Había estado bien que soplara un poco de brisa, sólo para refrescarlo. Pero, tal como le sucedía últimamente con todo en la vida, obtuvo lo contrario de lo que deseaba: un calor bochornoso de un mes de junio en la ciudad de Nueva York, con la acera ardiendo bajo el sol. ¡Maldita sea! Marty le había tendido una trampa. Ese hombre era un cabrón maquinador; previó lo que Nathan quería discutir y se puso a la defensiva. ¡Por el amor de Dios! ¡Nadie necesitaba un documento para protegerse de Anita!

Le había tomado el pelo. Su intención era tener una discusión seria, de hombre a hombre, e intentar conocer el juego del charcutero. Nathan había planeado con detalle exigir un acuerdo prematrimonial, desde luego, y esperar a ver cómo reaccionaba Marty; hubiera sido una prueba perfecta.

Si no hubiese perdido los estribos podrían haber hablado con calma. Pero en los últimos tiempos siempre le pasaba lo mismo. Se enojaba. Se sentía atrapado. Asfixiado en las buenas comidas y en las discusiones calmadas. Con Anita. Con Rhea. Suponía mucha presión ser el padre, el esposo, el hijo. Un hijo a quien su madre no escuchaba. El apartamento del San Remo era un símbolo de todo aquello por lo que Stan Lowenstein había luchado; Anita no tenía ningún reparo en desprenderse de él y Nathan sentía que no podía hacer nada para detenerla. Con lo cual le estaba fallando a su padre.

Stan, que siempre apoyó incondicionalmente a Anita, no hubiese entendido sus problemas con Rhea. Francamente, Nathan no sabía ni si él mismo los entendía. Lo que ocurría era que estaba siempre tan... cabreado. Y la angustia era aplastante. A menudo se preguntaba cómo podía ser que hubiera envejecido tanto... ¡pero tanto!, que tuviera unos hijos ya adolescentes y que todos los días, todos sin excepción, prometieran ser exactamente iguales que el anterior. Él siempre había sido una persona seria, sólo hacía lo que había que hacer, y tenía que admitir que no había pensado mucho sus decisiones en general. Se limitó a seguir adelante, como si marcara con un «visto» una lista de control: universidad, carrera profesional, matrimonio, hijos, pagar la universidad, cuidar de mamá.

Y entonces, la pasada noche de Fin de Año, en el reloj sonaron las doce y se quedó en las escaleras de su casa de Atlanta observando a todos los invitados —las mujeres que mantenían la figura, las que se habían abandonado, y las que ya eran unas zoquetas de entrada, y a los hombres barrigones y panzudos que presentaban distintos grados de alopecia— que se besaban, se abrazaban y se deseaban lo mejor unos a otros. «¿Esto es lo mejor?», se preguntó.

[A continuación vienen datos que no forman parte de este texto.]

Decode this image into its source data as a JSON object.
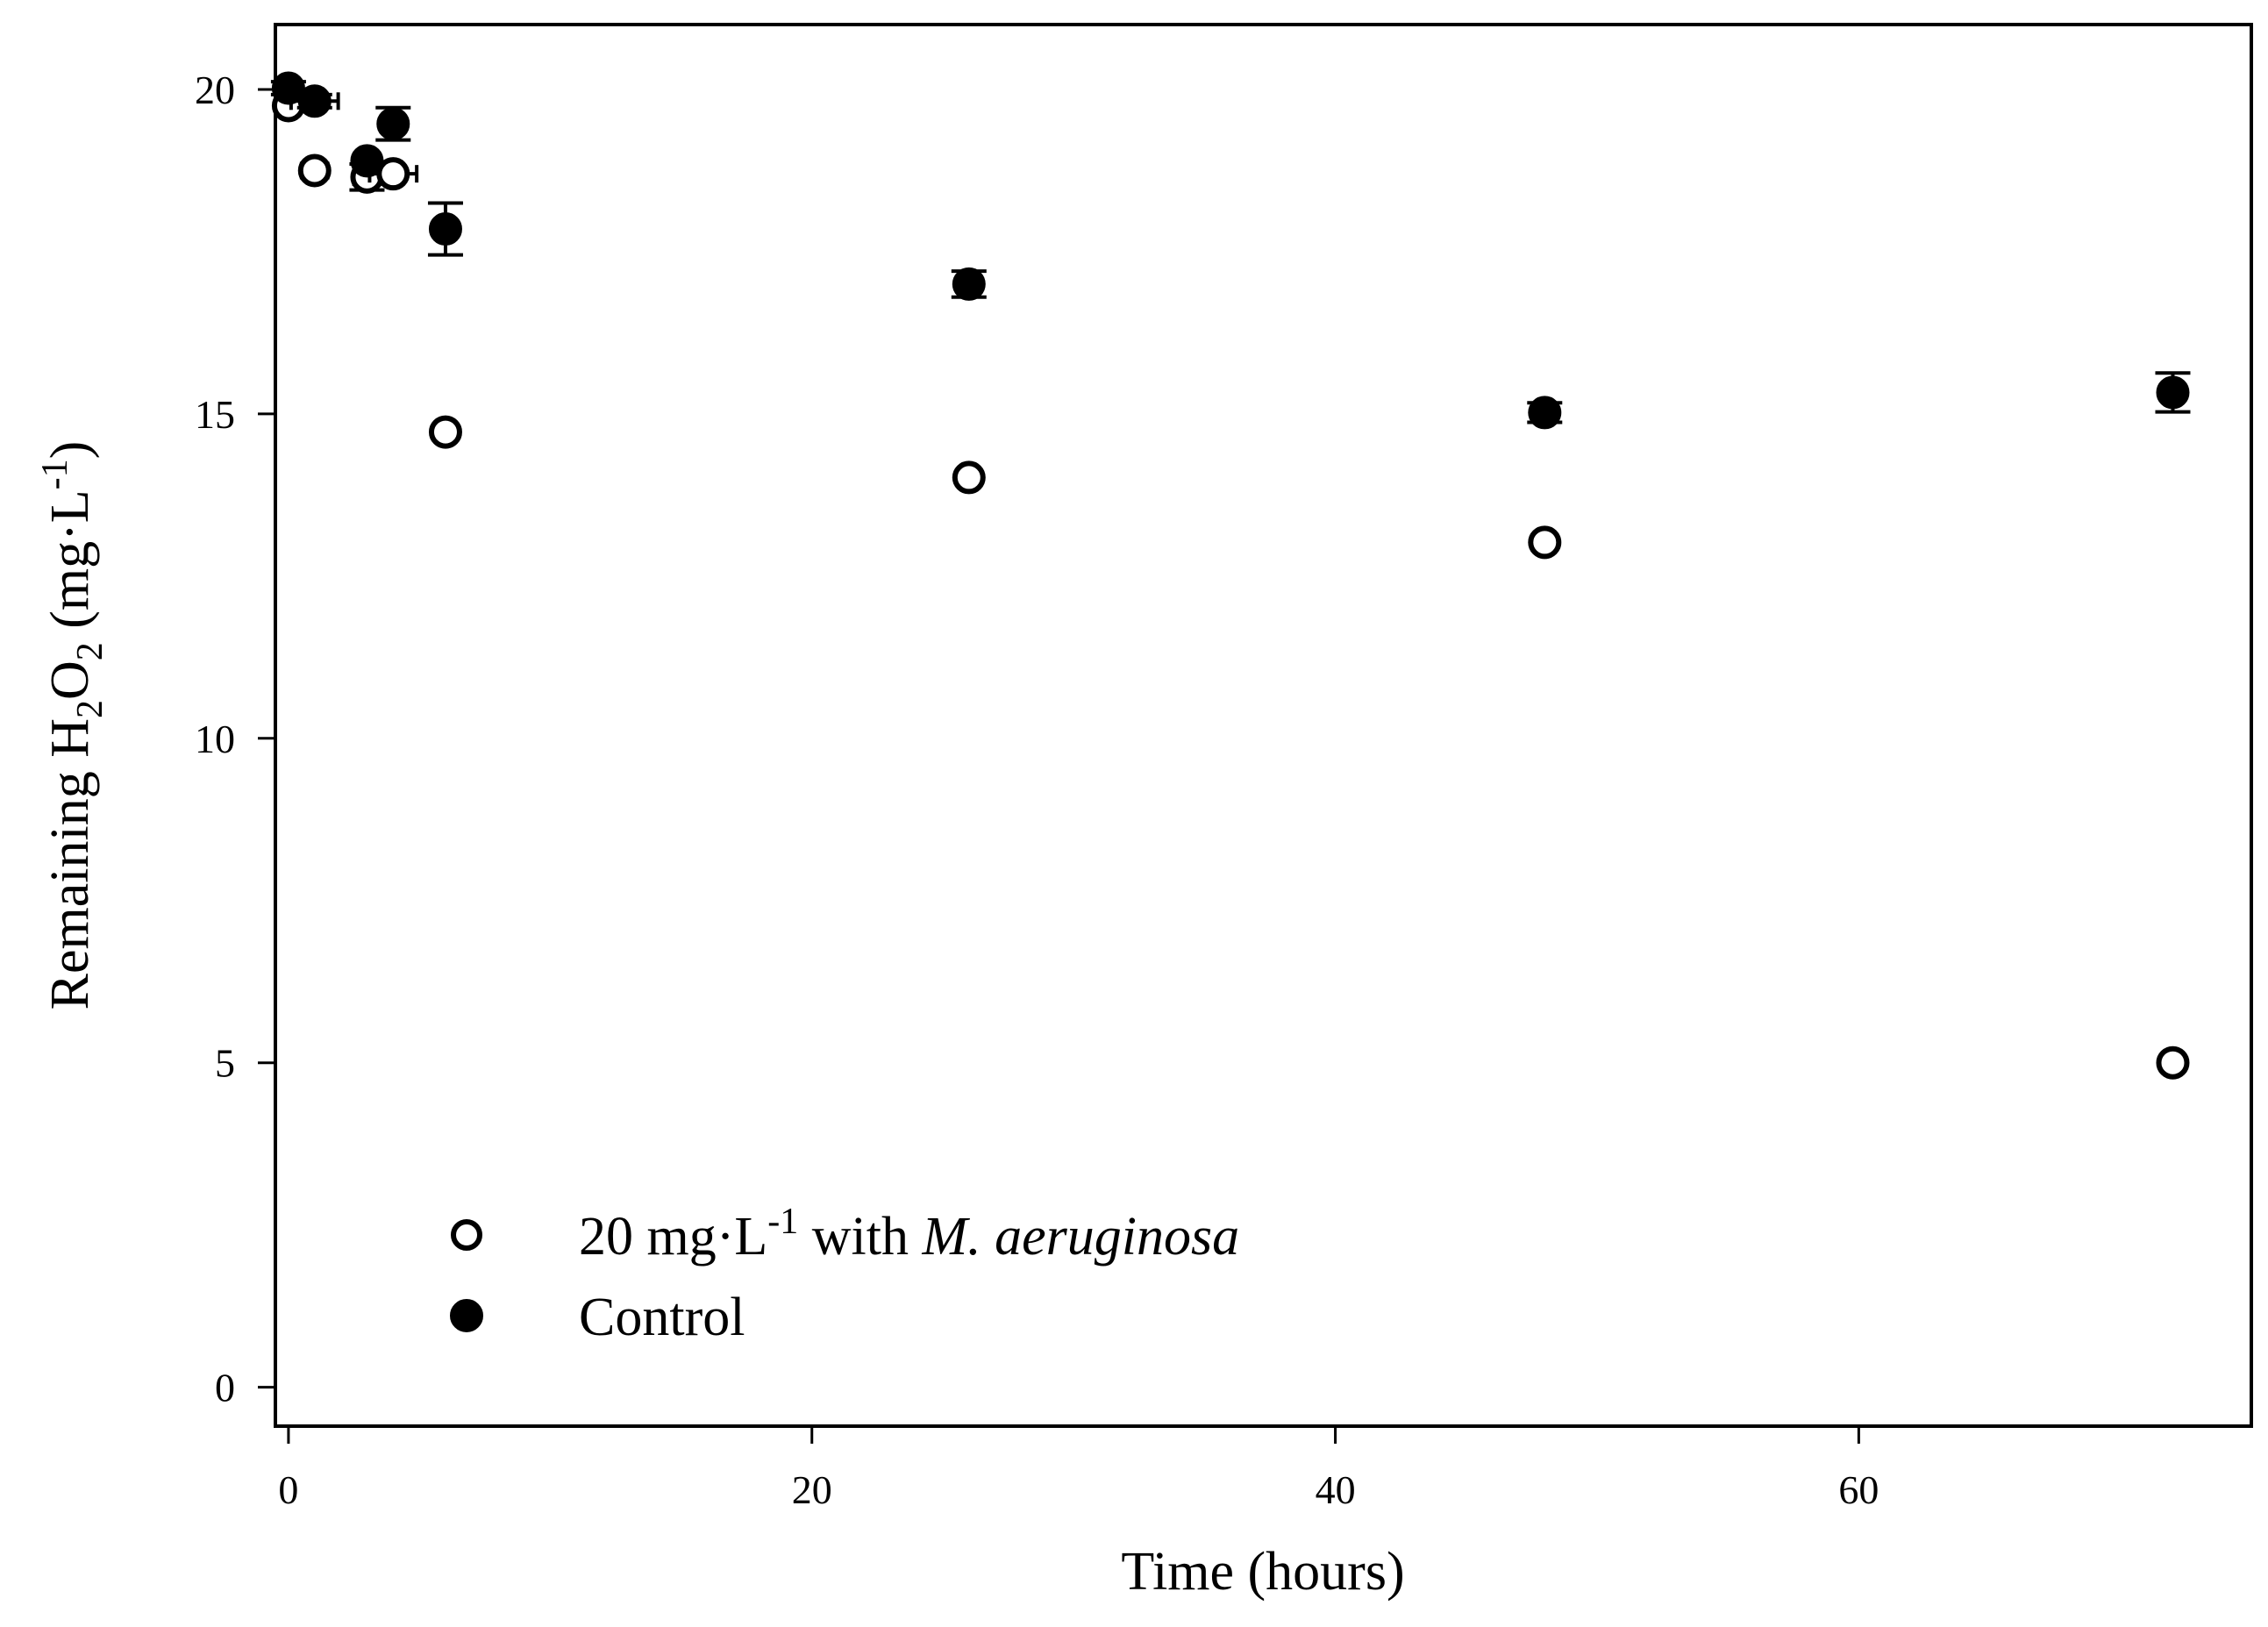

Rhea lo acusaba de estar cada vez más distante, y tenía razón. Se estaba alejando, pero no sabía adónde iba. Lo que quería era una máquina del tiempo, una oportunidad de intentarlo de nuevo. ¿Elegiría a Rhea otra vez? Bien podría ser que así fuera. Era una mujer atractiva, aunque seria. ¡Siempre tan seria! Controlando cada minuto. Más que con él, esa mujer estaba casada con su planificador diario. Así pues, también podría darse el caso de que hiciera algo distinto si tuviera otra oportunidad.

Tras pasarse una hora hablando por teléfono con la dichosa Dakota, Anita había escuchado, por fin.

—Quizá tendrías más tiempo para mí si me diera por hacer punto —había comentado en broma, pero incluso él se percató de que sus palabras sonaron mal y no tenían nada de gracioso. «Ayúdame, mamá, ayúdame —hubiera querido decir—. Todo se desmorona y no sé qué hacer.»